An example of tax evasion would be the sale of real estate whereupon the seller agrees upon a price, but structures the sales documents to report a lower sales price (with the rest paid "under the table" in cash), in order to minimize or avoid any gain, and thus any tax. (The buyer would also participate in a form of tax evasion, in that the disclosed price would now be the basis for future property tax assessment, thus illegally lowering the amount of owed property tax.)
Studies show that an estimated 30-40 percent of Americans cheat on their tax returns.

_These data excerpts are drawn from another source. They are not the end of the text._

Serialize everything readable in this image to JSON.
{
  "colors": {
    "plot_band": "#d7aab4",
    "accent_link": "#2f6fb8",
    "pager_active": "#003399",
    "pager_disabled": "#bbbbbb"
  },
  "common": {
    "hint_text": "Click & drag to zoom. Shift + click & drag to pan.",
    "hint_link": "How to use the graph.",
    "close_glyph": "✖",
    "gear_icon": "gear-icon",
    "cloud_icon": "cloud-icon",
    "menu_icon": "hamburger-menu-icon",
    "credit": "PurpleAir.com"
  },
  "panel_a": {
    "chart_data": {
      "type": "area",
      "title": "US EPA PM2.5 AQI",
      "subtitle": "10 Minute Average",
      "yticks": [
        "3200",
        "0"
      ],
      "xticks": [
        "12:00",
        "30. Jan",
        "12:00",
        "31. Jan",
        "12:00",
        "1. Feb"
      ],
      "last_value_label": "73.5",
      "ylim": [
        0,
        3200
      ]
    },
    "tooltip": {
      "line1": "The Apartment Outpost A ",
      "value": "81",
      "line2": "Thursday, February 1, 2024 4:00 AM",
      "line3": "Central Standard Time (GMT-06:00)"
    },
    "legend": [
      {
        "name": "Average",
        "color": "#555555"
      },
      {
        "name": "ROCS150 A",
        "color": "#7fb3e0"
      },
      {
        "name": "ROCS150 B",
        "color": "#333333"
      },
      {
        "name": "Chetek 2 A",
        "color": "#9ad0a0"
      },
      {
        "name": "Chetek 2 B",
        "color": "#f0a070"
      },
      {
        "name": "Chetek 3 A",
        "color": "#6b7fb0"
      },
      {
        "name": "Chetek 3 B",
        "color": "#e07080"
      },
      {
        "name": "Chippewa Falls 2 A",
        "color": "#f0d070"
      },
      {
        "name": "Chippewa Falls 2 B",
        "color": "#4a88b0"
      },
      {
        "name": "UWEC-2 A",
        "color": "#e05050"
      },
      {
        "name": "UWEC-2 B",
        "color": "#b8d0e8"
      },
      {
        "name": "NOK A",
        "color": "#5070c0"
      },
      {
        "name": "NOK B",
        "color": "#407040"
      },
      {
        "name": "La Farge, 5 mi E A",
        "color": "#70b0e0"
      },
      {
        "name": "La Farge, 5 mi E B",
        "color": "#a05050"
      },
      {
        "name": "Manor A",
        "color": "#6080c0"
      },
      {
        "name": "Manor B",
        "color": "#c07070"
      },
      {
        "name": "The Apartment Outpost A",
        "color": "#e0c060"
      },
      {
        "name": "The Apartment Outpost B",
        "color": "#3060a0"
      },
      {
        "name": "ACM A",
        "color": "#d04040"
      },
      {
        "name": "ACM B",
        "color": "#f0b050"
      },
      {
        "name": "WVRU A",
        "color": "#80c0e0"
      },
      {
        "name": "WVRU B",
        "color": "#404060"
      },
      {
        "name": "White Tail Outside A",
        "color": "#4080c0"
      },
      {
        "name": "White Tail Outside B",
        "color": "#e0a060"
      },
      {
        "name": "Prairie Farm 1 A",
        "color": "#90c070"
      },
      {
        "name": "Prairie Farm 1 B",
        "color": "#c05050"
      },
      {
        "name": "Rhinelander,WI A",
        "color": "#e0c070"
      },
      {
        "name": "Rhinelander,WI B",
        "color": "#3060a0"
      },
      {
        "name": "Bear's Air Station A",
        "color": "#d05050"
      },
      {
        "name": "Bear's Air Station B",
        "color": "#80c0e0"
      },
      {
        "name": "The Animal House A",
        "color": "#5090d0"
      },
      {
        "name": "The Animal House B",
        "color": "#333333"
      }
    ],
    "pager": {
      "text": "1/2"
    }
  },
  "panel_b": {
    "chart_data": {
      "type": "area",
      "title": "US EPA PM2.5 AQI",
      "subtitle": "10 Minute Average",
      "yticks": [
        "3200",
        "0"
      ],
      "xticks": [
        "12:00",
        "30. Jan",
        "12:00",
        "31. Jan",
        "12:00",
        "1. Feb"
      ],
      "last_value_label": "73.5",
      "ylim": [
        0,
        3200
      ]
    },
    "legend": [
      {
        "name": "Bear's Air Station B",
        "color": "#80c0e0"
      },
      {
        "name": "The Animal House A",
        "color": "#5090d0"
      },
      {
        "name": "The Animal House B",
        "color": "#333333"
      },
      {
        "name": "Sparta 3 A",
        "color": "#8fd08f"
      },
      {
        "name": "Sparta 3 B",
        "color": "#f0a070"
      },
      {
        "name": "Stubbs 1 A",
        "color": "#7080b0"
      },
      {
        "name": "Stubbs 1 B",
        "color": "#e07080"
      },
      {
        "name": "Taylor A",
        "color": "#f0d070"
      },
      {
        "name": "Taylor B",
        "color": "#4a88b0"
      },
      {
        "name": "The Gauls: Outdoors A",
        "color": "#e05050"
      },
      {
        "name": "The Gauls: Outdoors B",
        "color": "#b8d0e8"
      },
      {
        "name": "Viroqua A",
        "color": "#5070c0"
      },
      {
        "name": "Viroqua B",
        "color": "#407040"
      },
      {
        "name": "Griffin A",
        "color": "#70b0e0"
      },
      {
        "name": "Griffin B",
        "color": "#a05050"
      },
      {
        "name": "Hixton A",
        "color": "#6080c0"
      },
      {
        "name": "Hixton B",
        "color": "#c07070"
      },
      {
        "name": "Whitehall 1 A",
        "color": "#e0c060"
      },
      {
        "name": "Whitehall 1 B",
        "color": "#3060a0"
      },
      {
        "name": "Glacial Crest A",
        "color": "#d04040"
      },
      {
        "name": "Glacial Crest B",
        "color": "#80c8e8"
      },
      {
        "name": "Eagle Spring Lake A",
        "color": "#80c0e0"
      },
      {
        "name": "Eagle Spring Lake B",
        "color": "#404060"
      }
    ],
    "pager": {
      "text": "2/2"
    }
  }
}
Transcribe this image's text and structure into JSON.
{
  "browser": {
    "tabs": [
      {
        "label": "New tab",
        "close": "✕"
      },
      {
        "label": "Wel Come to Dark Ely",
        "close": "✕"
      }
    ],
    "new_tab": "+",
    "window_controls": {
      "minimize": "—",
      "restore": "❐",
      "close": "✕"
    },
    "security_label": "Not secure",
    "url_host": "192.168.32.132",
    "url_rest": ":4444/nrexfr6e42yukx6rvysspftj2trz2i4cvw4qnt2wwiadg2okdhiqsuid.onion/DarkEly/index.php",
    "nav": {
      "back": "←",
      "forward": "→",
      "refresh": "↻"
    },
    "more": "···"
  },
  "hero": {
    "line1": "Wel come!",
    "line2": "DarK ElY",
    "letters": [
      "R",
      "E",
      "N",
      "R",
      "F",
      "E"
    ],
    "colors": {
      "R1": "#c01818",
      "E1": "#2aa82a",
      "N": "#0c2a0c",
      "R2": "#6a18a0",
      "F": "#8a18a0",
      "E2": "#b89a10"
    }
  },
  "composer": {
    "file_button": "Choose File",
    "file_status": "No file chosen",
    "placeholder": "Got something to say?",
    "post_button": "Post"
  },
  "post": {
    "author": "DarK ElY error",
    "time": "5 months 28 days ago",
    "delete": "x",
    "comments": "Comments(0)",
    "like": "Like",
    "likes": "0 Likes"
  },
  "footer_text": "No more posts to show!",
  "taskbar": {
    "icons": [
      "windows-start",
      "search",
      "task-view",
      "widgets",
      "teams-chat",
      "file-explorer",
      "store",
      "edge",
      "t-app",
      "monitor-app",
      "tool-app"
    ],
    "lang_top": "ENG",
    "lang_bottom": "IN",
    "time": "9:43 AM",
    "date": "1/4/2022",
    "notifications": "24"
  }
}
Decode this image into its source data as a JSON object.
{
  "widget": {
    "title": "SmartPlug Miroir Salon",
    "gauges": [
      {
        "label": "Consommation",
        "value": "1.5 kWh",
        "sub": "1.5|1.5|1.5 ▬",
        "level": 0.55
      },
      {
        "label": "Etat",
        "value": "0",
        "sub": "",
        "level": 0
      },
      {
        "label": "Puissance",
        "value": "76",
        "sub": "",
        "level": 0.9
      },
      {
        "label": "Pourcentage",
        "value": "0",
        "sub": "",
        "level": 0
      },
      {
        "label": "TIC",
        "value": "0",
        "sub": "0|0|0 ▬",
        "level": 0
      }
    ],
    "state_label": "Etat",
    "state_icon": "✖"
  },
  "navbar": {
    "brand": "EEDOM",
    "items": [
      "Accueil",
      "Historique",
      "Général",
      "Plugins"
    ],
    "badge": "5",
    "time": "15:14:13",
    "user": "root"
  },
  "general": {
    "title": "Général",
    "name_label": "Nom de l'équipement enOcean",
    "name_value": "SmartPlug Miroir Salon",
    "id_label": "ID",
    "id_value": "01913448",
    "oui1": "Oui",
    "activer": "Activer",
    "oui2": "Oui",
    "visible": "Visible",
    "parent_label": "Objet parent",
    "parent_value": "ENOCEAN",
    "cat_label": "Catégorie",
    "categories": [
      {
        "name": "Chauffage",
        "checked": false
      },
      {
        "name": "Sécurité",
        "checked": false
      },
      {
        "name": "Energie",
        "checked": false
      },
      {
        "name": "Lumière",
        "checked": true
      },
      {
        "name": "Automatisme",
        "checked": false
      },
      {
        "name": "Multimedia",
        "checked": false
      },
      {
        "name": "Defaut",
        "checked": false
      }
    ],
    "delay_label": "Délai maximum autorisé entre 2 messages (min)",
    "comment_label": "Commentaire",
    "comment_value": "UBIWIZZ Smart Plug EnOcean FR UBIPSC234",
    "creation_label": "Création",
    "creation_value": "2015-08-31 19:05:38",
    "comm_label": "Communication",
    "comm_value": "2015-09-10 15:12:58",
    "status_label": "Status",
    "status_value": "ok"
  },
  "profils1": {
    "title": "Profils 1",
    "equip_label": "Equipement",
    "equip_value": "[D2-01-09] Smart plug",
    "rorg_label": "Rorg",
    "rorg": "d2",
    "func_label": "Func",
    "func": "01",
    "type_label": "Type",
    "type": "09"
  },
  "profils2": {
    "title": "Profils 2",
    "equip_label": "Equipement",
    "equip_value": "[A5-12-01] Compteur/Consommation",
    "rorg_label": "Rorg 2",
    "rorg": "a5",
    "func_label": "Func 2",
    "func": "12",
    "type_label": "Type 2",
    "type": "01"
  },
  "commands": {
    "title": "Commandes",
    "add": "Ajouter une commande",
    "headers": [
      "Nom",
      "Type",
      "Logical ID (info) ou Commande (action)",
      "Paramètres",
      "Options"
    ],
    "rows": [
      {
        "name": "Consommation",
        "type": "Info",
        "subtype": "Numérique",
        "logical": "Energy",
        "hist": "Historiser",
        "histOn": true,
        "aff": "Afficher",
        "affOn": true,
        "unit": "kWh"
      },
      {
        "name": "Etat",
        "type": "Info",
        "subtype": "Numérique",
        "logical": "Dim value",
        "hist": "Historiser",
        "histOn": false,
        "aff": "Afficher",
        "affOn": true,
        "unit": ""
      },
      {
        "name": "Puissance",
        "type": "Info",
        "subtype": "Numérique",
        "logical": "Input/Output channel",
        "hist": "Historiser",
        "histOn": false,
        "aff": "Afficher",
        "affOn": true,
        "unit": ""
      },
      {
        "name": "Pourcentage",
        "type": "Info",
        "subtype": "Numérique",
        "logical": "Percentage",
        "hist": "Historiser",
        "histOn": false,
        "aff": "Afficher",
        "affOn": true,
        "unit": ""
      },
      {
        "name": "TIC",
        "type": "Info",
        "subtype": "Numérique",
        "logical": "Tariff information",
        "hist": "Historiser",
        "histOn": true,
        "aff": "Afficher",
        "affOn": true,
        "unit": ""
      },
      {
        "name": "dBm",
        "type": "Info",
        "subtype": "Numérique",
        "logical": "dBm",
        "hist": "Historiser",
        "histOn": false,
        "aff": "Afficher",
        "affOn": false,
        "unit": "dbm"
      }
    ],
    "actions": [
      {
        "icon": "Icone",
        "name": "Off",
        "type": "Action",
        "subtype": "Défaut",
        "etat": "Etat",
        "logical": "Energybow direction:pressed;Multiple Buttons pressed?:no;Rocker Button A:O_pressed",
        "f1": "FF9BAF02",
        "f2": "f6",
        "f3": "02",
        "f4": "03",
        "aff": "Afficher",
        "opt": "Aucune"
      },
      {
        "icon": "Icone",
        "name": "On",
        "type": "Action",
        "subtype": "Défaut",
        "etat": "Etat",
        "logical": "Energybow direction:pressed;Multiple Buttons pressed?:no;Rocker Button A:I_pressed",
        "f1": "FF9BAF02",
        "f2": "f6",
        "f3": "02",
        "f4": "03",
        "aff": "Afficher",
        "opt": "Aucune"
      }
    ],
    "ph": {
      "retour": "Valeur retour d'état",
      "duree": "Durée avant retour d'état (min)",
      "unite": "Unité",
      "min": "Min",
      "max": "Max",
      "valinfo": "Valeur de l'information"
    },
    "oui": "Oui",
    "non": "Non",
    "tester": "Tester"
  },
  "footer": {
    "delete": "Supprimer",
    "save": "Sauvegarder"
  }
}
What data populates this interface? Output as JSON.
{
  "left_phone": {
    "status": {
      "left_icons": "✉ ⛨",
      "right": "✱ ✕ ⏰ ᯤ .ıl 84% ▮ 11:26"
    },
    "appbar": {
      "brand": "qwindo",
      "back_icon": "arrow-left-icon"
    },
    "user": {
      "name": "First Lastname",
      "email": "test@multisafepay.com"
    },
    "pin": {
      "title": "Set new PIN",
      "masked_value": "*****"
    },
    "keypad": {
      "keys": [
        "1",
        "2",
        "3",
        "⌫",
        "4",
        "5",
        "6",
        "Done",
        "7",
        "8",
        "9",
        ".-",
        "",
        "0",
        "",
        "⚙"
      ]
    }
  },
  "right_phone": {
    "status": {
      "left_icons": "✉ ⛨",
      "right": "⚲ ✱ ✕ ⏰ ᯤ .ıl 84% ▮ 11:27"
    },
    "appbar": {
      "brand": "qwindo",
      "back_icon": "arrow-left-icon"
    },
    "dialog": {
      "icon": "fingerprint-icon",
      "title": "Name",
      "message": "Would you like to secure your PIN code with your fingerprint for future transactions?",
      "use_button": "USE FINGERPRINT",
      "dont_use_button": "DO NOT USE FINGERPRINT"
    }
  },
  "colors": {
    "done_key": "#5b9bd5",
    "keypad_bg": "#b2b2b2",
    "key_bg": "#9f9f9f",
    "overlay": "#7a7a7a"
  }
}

Money lost from these illegal actions has defrauded the United States government of $290 billion a year according to the IRS. Advocates of a Fair Tax system use the loopholes in the current tax system as one of their main justifications for change.
The United States Tax policy enforcement comes from the Internal Revenue Service, which works with United States Tax Division attorneys. Together this group helps in the making of tax administration policy's, handling of civil trials and appellate litigation in federal and state courts, and pursuing federal grand jury investigations. The Internal Revenue Service (IRS) can prosecutes any person or entity that avoids payment of taxes due, and can assess penalties.
|Failure-to-file||The penalty is 5% of the tax not paid by the due date for each month or part of a month that the return is late. Penalty can not exceed more than 25% of your original tax amount. If reasonably cause for not filling tax is found, then no penalty will be placed. This penalty also offers a discount to offenders that file pay penalty within 60 days. If deemed necessary, criminal prosecution for failure to pay income tax may be used, a maximum prison sentence of one year placed.|
|Tax Penalty for frivolous return||Offender may have to pay $500 if a tax return is filed that does not include enough information to figure the correct tax or shows an incorrect tax amount due to. In some cases other penalties may also be initiated. The government does not have to prove intent of the offender to commit evade tax. This is a felony and can result in a prison sentence of up to three years and/or fines up to $100,000.|
|General Tax evasion||This is a felony and if a citizen is convicted, he can carry a prison sentence of up to five years and/or fines up to $100,000.Although the evasion may have been carried out by accountants and business managers, the citizen is held responsible for his tax return.|
Experts state the there are two main motivations for citizens to commit tax evasion. The first motivation is ease in committing tax evasion. In the United States less than 1 percent of returns are audited, which gives the incentive for people to try to beat the system. Joe Antenucci, professor of accounting and finance at Youngstown State University, stated, "Any gambler will tell you, when you have a high payoff and low risks, that is when you want to be involved". The second motivation is pork spending by government officials and branches.